# What objective is satisfied first?

When partitionning a mesh (or a graph), there are 2 different objectives to satisfy: load balancing, and edge-cut. Which one of those 2 objectives is satisfied first. Or, are they satisfied both at the same time?

I have the following (very simple) graph :

adj : 0 2 3 5 6
adjncy : 1 2 0 0 3 2
vwgt : 66 66 21 21
adjwgt : 1 1 1 1 1 1

A very simple way to partition this graph would be to put one element that weights 66 with one element that weights 21, which would lead to a (87, 87) partition, which would be perfect. However, this also leads to a edge-cut of 2.

If I give this input to METIS, it gives me another partition, in which the two "66" elements are grouped together (and so are the two "21" elements), with an edge-cut of 1.

So, my question is : does Metis "search" for the best edge-cut AND THEN try to enhance the load balancing on each partition, OR does it search for the best load balancing AND THEN try to minimize the edge-cut, OR does it minimize the following objective [ abs(load1-load2) + edge_cut ]??

My interpretation of my results is that it first searches for the best edge_cut...

Benoît Schiltz

### RE: so, why?

So why in my very particular case is the load balancing so "misbalanced"? I mean, on my very little graph, the ratio between the less loaded part and the most loaded part is something like (21*2)/(66*2) = 1/3 ???? Isn't it surprising to have a result that is so bad while there is a much better solution with the same ratio that takes the value 1?

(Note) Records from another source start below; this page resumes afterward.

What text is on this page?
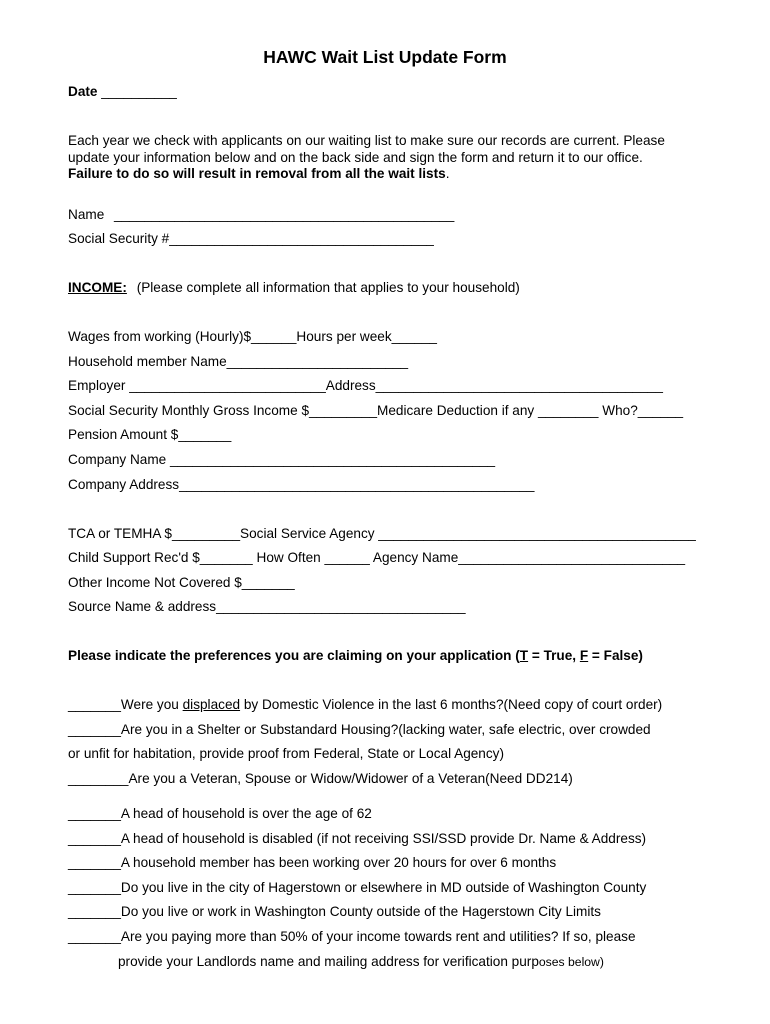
HAWC Wait List Update Form
Date __________
Each year we check with applicants on our waiting list to make sure our records are current. Please
update your information below and on the back side and sign the form and return it to our office.
Failure to do so will result in removal from all the wait lists.
Name _____________________________________________
Social Security #___________________________________
INCOME: (Please complete all information that applies to your household)
Wages from working (Hourly)$______Hours per week______
Household member Name________________________
Employer __________________________Address______________________________________
Social Security Monthly Gross Income $_________Medicare Deduction if any ________ Who?______
Pension Amount $_______
Company Name ___________________________________________
Company Address_______________________________________________
TCA or TEMHA $_________Social Service Agency __________________________________________
Child Support Rec'd $_______ How Often ______ Agency Name______________________________
Other Income Not Covered $_______
Source Name & address_________________________________
Please indicate the preferences you are claiming on your application (T = True, F = False)
_______Were you displaced by Domestic Violence in the last 6 months?(Need copy of court order)
_______Are you in a Shelter or Substandard Housing?(lacking water, safe electric, over crowded
or unfit for habitation, provide proof from Federal, State or Local Agency)
________Are you a Veteran, Spouse or Widow/Widower of a Veteran(Need DD214)
_______A head of household is over the age of 62
_______A head of household is disabled (if not receiving SSI/SSD provide Dr. Name & Address)
_______A household member has been working over 20 hours for over 6 months
_______Do you live in the city of Hagerstown or elsewhere in MD outside of Washington County
_______Do you live or work in Washington County outside of the Hagerstown City Limits
_______Are you paying more than 50% of your income towards rent and utilities? If so, please
provide your Landlords name and mailing address for verification purposes below)
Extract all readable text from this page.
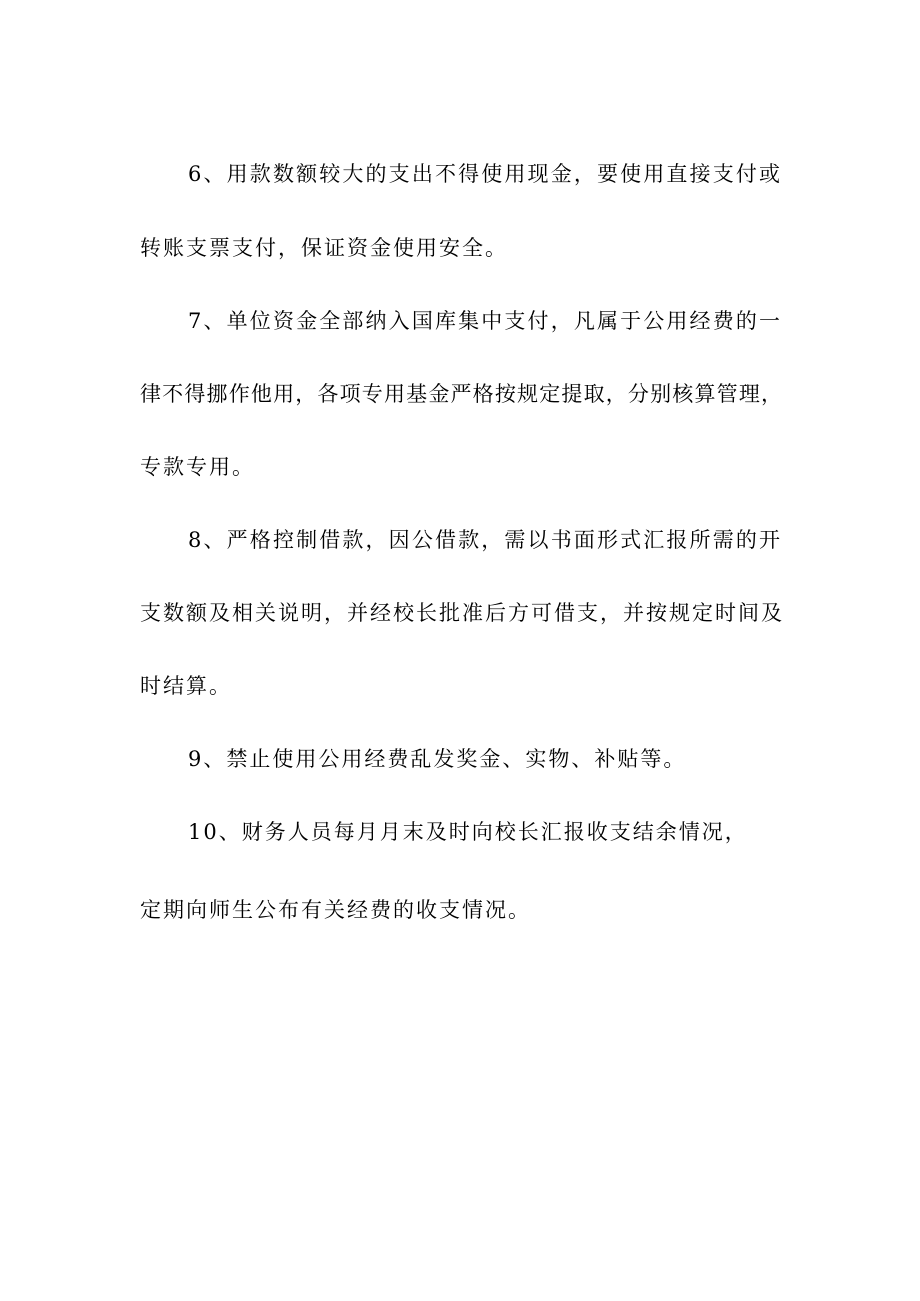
6、用款数额较大的支出不得使用现金，要使用直接支付或
转账支票支付，保证资金使用安全。
7、单位资金全部纳入国库集中支付，凡属于公用经费的一
律不得挪作他用，各项专用基金严格按规定提取，分别核算管理，
专款专用。
8、严格控制借款，因公借款，需以书面形式汇报所需的开
支数额及相关说明，并经校长批准后方可借支，并按规定时间及
时结算。
9、禁止使用公用经费乱发奖金、实物、补贴等。
10、财务人员每月月末及时向校长汇报收支结余情况，
定期向师生公布有关经费的收支情况。
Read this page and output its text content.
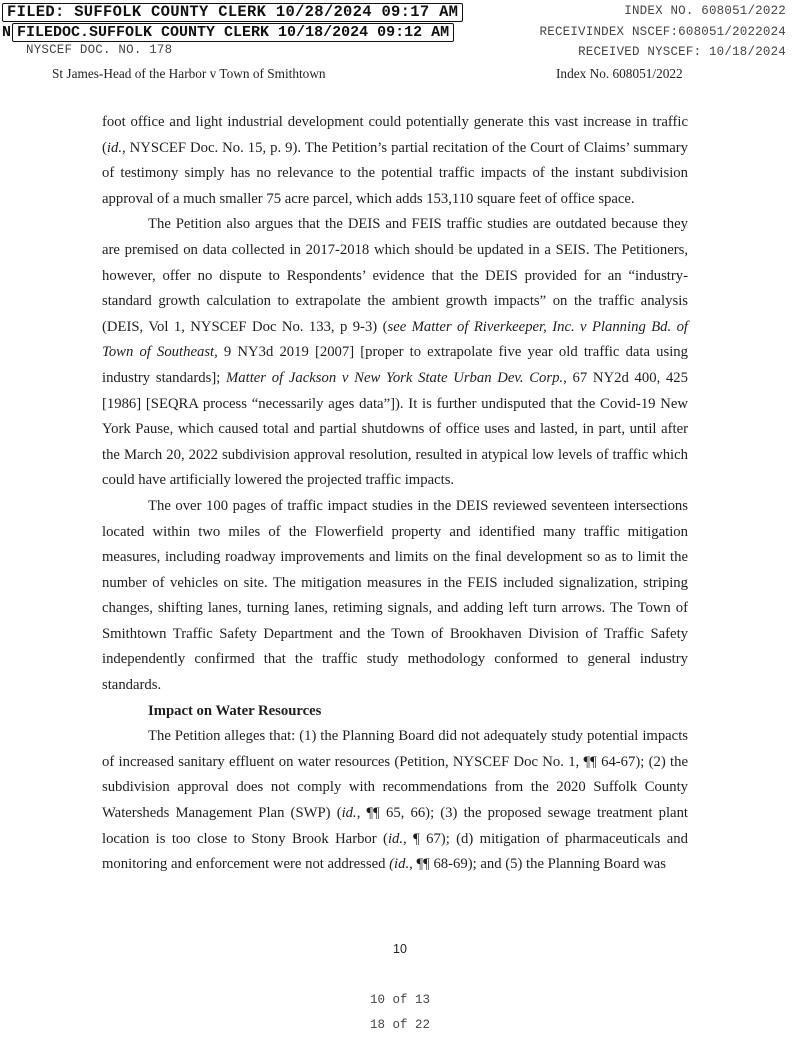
FILED: SUFFOLK COUNTY CLERK 10/28/2024 09:17 AM	INDEX NO. 608051/2022
N FILEDOC.SUFFOLK COUNTY CLERK 10/18/2024 09:12 AM	RECEIVINDEX NSCEF:608051/2022024
NYSCEF DOC. NO. 178	RECEIVED NYSCEF: 10/18/2024
St James-Head of the Harbor v Town of Smithtown	Index No. 608051/2022

foot office and light industrial development could potentially generate this vast increase in traffic (id., NYSCEF Doc. No. 15, p. 9). The Petition’s partial recitation of the Court of Claims’ summary of testimony simply has no relevance to the potential traffic impacts of the instant subdivision approval of a much smaller 75 acre parcel, which adds 153,110 square feet of office space.

The Petition also argues that the DEIS and FEIS traffic studies are outdated because they are premised on data collected in 2017-2018 which should be updated in a SEIS. The Petitioners, however, offer no dispute to Respondents’ evidence that the DEIS provided for an “industry-standard growth calculation to extrapolate the ambient growth impacts” on the traffic analysis (DEIS, Vol 1, NYSCEF Doc No. 133, p 9-3) (see Matter of Riverkeeper, Inc. v Planning Bd. of Town of Southeast, 9 NY3d 2019 [2007] [proper to extrapolate five year old traffic data using industry standards]; Matter of Jackson v New York State Urban Dev. Corp., 67 NY2d 400, 425 [1986] [SEQRA process “necessarily ages data”]). It is further undisputed that the Covid-19 New York Pause, which caused total and partial shutdowns of office uses and lasted, in part, until after the March 20, 2022 subdivision approval resolution, resulted in atypical low levels of traffic which could have artificially lowered the projected traffic impacts.

The over 100 pages of traffic impact studies in the DEIS reviewed seventeen intersections located within two miles of the Flowerfield property and identified many traffic mitigation measures, including roadway improvements and limits on the final development so as to limit the number of vehicles on site. The mitigation measures in the FEIS included signalization, striping changes, shifting lanes, turning lanes, retiming signals, and adding left turn arrows. The Town of Smithtown Traffic Safety Department and the Town of Brookhaven Division of Traffic Safety independently confirmed that the traffic study methodology conformed to general industry standards.

Impact on Water Resources

The Petition alleges that: (1) the Planning Board did not adequately study potential impacts of increased sanitary effluent on water resources (Petition, NYSCEF Doc No. 1, ¶¶ 64-67); (2) the subdivision approval does not comply with recommendations from the 2020 Suffolk County Watersheds Management Plan (SWP) (id., ¶¶ 65, 66); (3) the proposed sewage treatment plant location is too close to Stony Brook Harbor (id., ¶ 67); (d) mitigation of pharmaceuticals and monitoring and enforcement were not addressed (id., ¶¶ 68-69); and (5) the Planning Board was

10
10 of 13
18 of 22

Also, on much larger meshes (or graphes), is it normal that for a 8-part partitioning, the ratio of the less loaded part and the most loaded part is something like 70%? It seems to me that is is a bit bad as a partitioning, no? The load-balancing is crucial for the soft I am developing, and that kind of misbalanced partition can lead to desastrous speed-ups in parallel computations (I develop a CFD-like time domain aeroacoustic simulation tool). Any ideas on how to improve the partitioning?

Benoît Schiltz

### RE: The load imbalance can

The load imbalance can happen for four reasons:
- metis has a loose 1.03% load imbalance that it considers to be good enough
- if the graph is too small, metis's heuristic balancing scheme tends to fail
- if you are over-partitioning a graph (nparts ~= nvtxs), the heuristics can
also fail.
- if the vertices have significantly different weights, then the recursive
decomposition approach that metis uses to compute the initial partitioning
may get it into a bad corner, in which balance cannot be achieved.

One way to try eliminate the last case is to formulate your partitioning problem
as a two-constraint problem whose second constraint will be to balance the number
of nodes between the partitions (the first constraint will be to balance the sum
of the vertex weights).

Is it possible to do that with Metis? Is it equivalent to : first partitioning with weights set to 1, and then give the result as input for a second partitioning with the "real" weights ?

How will I be able to deal with this two-constraint problem _and_ the minimization of the edge-cut?

The ideal scheme to me would be :
-achieve a "perfect" (1.03 seems ok to me) load-balancing
-have an edge-cut that is "reasonable"
(what I mean is that, clearly at this stage, the load balancing is much more important to me than the edge-cut, _but_ I cannot afford to affect a zero weight on the edges, because it would increase dramatically my communications between processes)

Any comment is welcome, thanks a lot...

Benoît schiltz

### RE: Metis has multi-constraint

Metis has multi-constraint partitioning routines that allow you to do that. Essentially, the two constraints are modeled as different vertex weights. Read the manual...

### RE: Metis actually enforces the

Metis actually enforces the load balance first and then optimizes the cut. The load balance is treated as a constraint.